Forrester: Linux development can be more costly than using Microsoft software
The Microsoft-commissioned study isn't a blanket statement about Linux, said a co-author
IDG News Service - Creating and maintaining a custom Web-based application with Java and Linux is almost 40% more expensive than using Microsoft Corp.'s software, according to a Microsoft-commissioned report from Forrester Research Inc. (download PDF).
The report, released yesterday, estimated the costs of building custom J2EE and .Net applications within large and medium-size organizations. Forrester based its cost estimates on interviews with IT staff members at 12 organizations.
The study found a huge gap in software maintenance costs incurred by the two approaches. Software maintenance in a large organization was estimated at $160,000 annually for a Linux/J2EE development effort, compared with just under $46,000 for Microsoft users. In medium-size businesses, the costs were $17,775 and $7,158 respectively.
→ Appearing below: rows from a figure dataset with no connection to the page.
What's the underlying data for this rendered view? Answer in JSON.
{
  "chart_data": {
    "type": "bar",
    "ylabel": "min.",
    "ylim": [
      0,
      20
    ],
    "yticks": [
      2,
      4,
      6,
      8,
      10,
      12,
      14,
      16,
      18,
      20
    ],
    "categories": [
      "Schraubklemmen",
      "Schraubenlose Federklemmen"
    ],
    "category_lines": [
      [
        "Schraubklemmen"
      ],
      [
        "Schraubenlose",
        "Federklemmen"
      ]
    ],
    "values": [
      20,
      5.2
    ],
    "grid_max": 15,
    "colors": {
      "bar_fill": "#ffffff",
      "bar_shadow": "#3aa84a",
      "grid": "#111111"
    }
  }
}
The J2EE/Linux approach involved the use of Oracle Corp. and BEA Systems Inc. software, while the Microsoft approach involved the vendor's Visual Studio .Net and SQL Server applications. The price gap was primarily the result of the difference between the prices of the BEA and Oracle software and those of Visual Studio .Net and SQL Server.
The other major factor in the cost difference was the time companies spent on software development, which was about one-third higher at J2EE/Linux companies than it was at Microsoft companies. "If you're doing these mainstream portal-style applications, you're probably going to have a faster time to market if you're using the Microsoft tool set," said John Rymer, a Forrester vice president and a co-author of the study.
Forrester estimated that the total cost of developing a custom Linux/J2EE application and supporting it for three years would be just over $2.2 million. For the Microsoft platform, the cost was about $1.6 million.
The study examined Linux and J2EE's costs only for Web portal types of applications, Rymer said, and shouldn't be taken as a blanket statement about Linux. "It's a statement about Linux in a certain context," he said.
More sophisticated applications, such as trading systems or telecommunications management systems, are areas where Linux might make sense, he said.
"With those sorts of applications, you might get an advantage out of going with Linux and J2EE," Rymer said. "One of the things we didn't study was rehosting. If you've got existing Unix applications and you're not going to change them, and you just want to reduce the cost of your platform, then Linux may be a good choice for you."
Although they would have had significantly lower software costs, application development approaches based on free databases or scripting tools such as PHP Hypertext Processor and MySQL weren't considered, Rymer said. These free tools weren't used by the organizations interviewed for the study, five of which were running Linux.
The Forrester report is the second broadside on Linux by Microsoft in the past week. On Sept. 4, the company released benchmark numbers showing that Windows on Intel had better price performance than Linux on IBM's z900 mainframe when it came to file and Web serving tasks.
After conceding that its previous, more emotionally charged attacks on Linux had backfired, Microsoft changed tactics and in July resolved to fight a fact-based campaign against Linux. The Forrester study is part of that campaign, according to Microsoft's general manager of platform strategy, Martin Taylor.